Outrage after ‘uncomfortable’ pornographic book read to teenagers in US school

The resident, who gave his name as Jim Peterson, read a number of explicit excerpts from the book to the board members – which left a number feeling “uncomfortable”, sparking a fierce debate over its presence in the county’s schools.

Peterson could be seen sporting a t-shirt emblazoned with the phrase “if you don’t like Trump, then you probably won’t like me – and I’m OK with that” as he rallied against a number of sexual phrases contained in the book, which he claimed had been approved for use in libraries despite its “vulgarity”.
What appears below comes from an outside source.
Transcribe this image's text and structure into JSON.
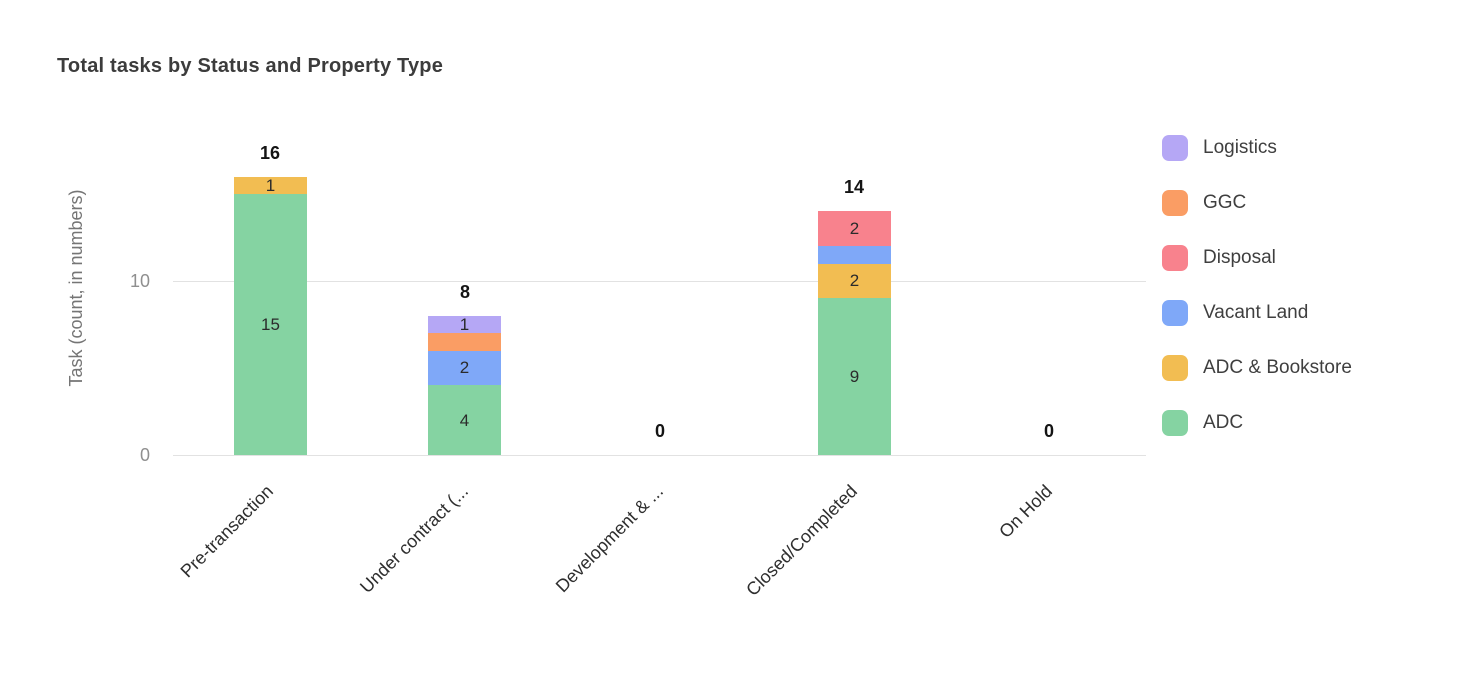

Moore County Schools had been the subject of an official complaint from gay rights groups Pflag and Public School Advocates (PSA) over its literary guidance – which the groups called “harmful” and “discriminatory” – which he said had drawn his attention to the book, and led him to voice his concerns at the meeting.


Peterson rattled through lines which referenced a litany of sex acts and vulgar phrases like “I don’t want my brother’s d*** touching me on my privates” and “sweaty fingers reaching into my pants” as the board members watched on.
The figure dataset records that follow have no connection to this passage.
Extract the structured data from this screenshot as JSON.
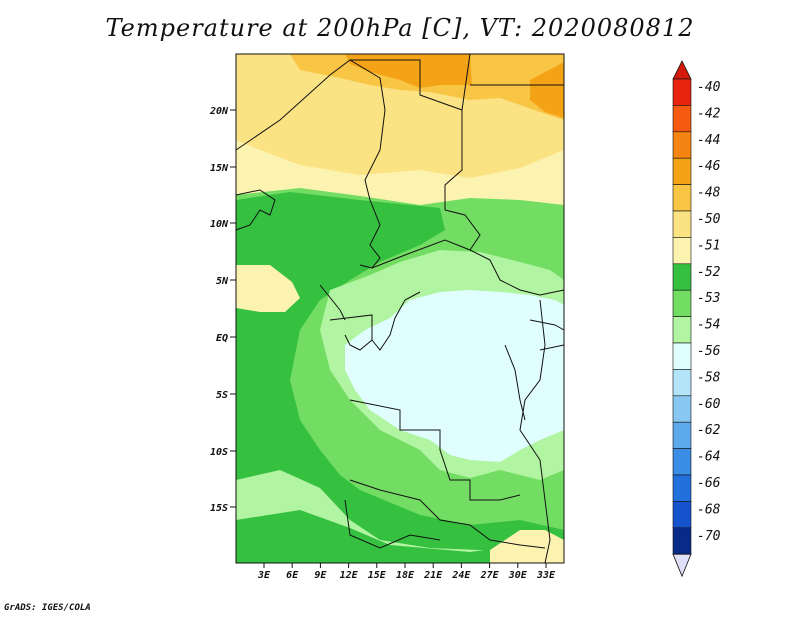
{
  "title": "Temperature at 200hPa [C], VT: 2020080812",
  "credit": "GrADS: IGES/COLA",
  "map": {
    "lon_range": [
      0,
      36
    ],
    "lat_range": [
      -20,
      24
    ],
    "lat_ticks": [
      "20N",
      "15N",
      "10N",
      "5N",
      "EQ",
      "5S",
      "10S",
      "15S"
    ],
    "lon_ticks": [
      "3E",
      "6E",
      "9E",
      "12E",
      "15E",
      "18E",
      "21E",
      "24E",
      "27E",
      "30E",
      "33E"
    ]
  },
  "colorbar": {
    "levels": [
      {
        "label": "-40",
        "color": "#e8230f"
      },
      {
        "label": "-42",
        "color": "#f55a10"
      },
      {
        "label": "-44",
        "color": "#f58512"
      },
      {
        "label": "-46",
        "color": "#f5a316"
      },
      {
        "label": "-48",
        "color": "#f9c545"
      },
      {
        "label": "-50",
        "color": "#fbe283"
      },
      {
        "label": "-51",
        "color": "#fdf3b0"
      },
      {
        "label": "-52",
        "color": "#35c040"
      },
      {
        "label": "-53",
        "color": "#72dc63"
      },
      {
        "label": "-54",
        "color": "#b1f4a1"
      },
      {
        "label": "-56",
        "color": "#e1feff"
      },
      {
        "label": "-58",
        "color": "#b3e4f8"
      },
      {
        "label": "-60",
        "color": "#87c7f2"
      },
      {
        "label": "-62",
        "color": "#5da9ec"
      },
      {
        "label": "-64",
        "color": "#3a8de4"
      },
      {
        "label": "-66",
        "color": "#2170dc"
      },
      {
        "label": "-68",
        "color": "#1553cc"
      },
      {
        "label": "-70",
        "color": "#0a2a8a"
      }
    ],
    "top_color": "#d41a0c",
    "bottom_color": "#e0e0f8"
  },
  "field_colors": {
    "c48": "#f9c545",
    "c46": "#f5a316",
    "c50": "#fbe283",
    "c51": "#fdf3b0",
    "c52": "#35c040",
    "c53": "#72dc63",
    "c54": "#b1f4a1",
    "c56": "#e1feff"
  }
}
While Moore County Schools’s public comment guidelines only allow for a three-minute address per individual, Peterson managed to include “wet hot p**** f***ing my fingers” and “rock hard d***” in his allotted time slot.
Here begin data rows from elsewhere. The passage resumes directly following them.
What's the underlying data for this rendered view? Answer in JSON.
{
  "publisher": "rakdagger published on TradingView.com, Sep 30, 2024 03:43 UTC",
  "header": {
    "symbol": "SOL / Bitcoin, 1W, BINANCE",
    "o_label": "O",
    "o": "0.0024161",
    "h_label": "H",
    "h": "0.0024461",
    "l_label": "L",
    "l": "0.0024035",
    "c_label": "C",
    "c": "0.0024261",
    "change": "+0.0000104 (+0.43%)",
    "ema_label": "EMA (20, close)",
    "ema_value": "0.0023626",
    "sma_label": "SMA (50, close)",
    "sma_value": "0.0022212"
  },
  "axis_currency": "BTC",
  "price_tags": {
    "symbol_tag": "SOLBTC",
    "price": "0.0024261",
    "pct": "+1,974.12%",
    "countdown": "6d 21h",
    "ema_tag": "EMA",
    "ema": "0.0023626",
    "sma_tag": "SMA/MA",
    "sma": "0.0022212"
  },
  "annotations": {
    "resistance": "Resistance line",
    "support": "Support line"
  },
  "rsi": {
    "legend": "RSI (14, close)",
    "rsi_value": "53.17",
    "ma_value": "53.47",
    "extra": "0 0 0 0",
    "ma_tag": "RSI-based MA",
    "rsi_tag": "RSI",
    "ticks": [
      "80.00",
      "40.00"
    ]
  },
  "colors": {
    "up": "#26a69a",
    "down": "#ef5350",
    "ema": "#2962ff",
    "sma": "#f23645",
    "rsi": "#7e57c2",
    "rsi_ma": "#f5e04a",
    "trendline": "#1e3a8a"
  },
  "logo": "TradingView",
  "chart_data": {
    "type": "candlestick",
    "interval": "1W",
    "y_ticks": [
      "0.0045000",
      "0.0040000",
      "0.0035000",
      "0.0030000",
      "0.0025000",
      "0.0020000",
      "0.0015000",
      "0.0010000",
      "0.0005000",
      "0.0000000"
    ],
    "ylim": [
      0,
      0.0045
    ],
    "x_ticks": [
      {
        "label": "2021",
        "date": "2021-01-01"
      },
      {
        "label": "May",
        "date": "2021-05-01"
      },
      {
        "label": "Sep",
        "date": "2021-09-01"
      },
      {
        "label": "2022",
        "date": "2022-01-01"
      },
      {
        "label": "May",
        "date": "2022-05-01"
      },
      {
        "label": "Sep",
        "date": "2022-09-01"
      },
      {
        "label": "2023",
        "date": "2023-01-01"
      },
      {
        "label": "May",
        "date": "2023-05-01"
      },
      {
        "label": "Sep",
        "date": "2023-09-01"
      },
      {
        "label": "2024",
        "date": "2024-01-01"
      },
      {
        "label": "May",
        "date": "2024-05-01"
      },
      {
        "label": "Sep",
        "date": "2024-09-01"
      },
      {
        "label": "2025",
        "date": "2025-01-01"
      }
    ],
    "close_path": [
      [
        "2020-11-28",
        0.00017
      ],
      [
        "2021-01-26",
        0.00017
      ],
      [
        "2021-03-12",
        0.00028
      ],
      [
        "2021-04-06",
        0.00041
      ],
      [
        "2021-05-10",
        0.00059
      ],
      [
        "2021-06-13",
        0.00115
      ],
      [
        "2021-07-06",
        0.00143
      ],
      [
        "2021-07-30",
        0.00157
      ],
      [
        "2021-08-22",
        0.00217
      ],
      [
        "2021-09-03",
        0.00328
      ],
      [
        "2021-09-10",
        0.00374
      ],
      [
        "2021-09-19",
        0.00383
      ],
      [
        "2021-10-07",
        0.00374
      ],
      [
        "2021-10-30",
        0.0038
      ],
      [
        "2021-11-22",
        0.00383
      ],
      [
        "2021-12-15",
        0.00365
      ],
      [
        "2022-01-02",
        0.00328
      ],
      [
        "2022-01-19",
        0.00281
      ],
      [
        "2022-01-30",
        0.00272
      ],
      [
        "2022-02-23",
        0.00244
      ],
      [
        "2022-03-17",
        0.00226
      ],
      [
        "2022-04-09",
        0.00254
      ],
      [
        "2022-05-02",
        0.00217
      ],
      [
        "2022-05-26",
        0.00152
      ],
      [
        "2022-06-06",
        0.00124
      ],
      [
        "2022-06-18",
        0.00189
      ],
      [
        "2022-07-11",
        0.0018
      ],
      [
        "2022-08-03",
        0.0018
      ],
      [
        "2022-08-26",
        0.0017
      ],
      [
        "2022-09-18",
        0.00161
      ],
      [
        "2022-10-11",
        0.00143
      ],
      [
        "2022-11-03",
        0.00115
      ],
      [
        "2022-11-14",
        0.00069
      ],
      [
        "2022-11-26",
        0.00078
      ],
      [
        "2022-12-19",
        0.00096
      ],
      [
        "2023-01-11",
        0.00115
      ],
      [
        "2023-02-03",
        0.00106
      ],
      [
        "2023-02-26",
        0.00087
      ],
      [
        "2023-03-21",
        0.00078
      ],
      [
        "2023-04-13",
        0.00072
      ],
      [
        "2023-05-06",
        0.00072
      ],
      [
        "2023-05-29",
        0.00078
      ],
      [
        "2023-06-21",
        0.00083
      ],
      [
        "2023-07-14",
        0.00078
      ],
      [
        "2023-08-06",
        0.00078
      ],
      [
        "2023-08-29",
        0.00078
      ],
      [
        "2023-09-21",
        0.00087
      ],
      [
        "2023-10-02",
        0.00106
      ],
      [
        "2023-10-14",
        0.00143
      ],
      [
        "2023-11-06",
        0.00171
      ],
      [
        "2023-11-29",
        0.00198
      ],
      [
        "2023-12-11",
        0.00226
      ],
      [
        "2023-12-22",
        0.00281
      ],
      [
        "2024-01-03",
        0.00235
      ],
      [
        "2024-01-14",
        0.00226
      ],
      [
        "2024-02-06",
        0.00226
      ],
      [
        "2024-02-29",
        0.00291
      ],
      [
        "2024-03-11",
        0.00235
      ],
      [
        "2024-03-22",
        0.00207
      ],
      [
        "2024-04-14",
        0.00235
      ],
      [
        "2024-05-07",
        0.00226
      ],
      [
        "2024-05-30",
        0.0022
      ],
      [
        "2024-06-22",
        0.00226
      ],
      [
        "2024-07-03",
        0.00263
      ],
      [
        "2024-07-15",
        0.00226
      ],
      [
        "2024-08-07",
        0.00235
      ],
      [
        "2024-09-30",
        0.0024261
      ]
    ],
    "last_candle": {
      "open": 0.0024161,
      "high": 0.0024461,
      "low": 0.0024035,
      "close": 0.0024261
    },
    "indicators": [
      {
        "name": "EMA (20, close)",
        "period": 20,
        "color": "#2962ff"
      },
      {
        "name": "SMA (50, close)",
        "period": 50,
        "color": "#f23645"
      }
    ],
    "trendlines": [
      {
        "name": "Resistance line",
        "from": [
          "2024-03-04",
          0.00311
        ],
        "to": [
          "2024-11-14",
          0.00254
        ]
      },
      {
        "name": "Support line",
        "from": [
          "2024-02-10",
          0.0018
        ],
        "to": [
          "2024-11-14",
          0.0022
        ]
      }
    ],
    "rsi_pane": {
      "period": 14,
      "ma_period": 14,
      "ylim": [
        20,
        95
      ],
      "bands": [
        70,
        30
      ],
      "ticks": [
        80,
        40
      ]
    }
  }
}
As his three minutes came to a close, and board members could be heard awkwardly coughing, Peterson tailed off, saying “you get the point”.

In response, the board’s chair, Robert Levy, took aim at his fellow members, saying: “While certain things are uncomfortable, this is free speech, and that’s the First Amendment… It’s better not to cut someone off.”

Levy then said: “I’m very very sorry if that made people feel uncomfortable – it certainly made me feel uncomfortable.”


In response, right-wing social media commentators voiced their own outrage over the book; one, Libs of TikTok, jabbed: “Make it make sense!”, while another called the move “indoctrination”.

Elsewhere in the board’s comment guidelines, Moore County Schools states: “Obscene, vulgar, indecent, abusive, threatening, or profane statements or statements reasonably perceived to be disruptive or imminently threatening to the orderly operation of the meeting shall not be permitted.”


In North Carolina, the state’s controversial Senate Bill 49 has prompted outrage from activist groups like the Campaign for Southern Equality, which has urged locals to “push back, speak out, and take action against this shameful law”.

Another book by ER Frank, “America”, was banned in schools in Florida’s Martin County under the state’s “Don’t Say Gay” Parental Rights in Education Bill – which prohibits “classroom discussion about sexual orientation or gender identity in primary grade levels”.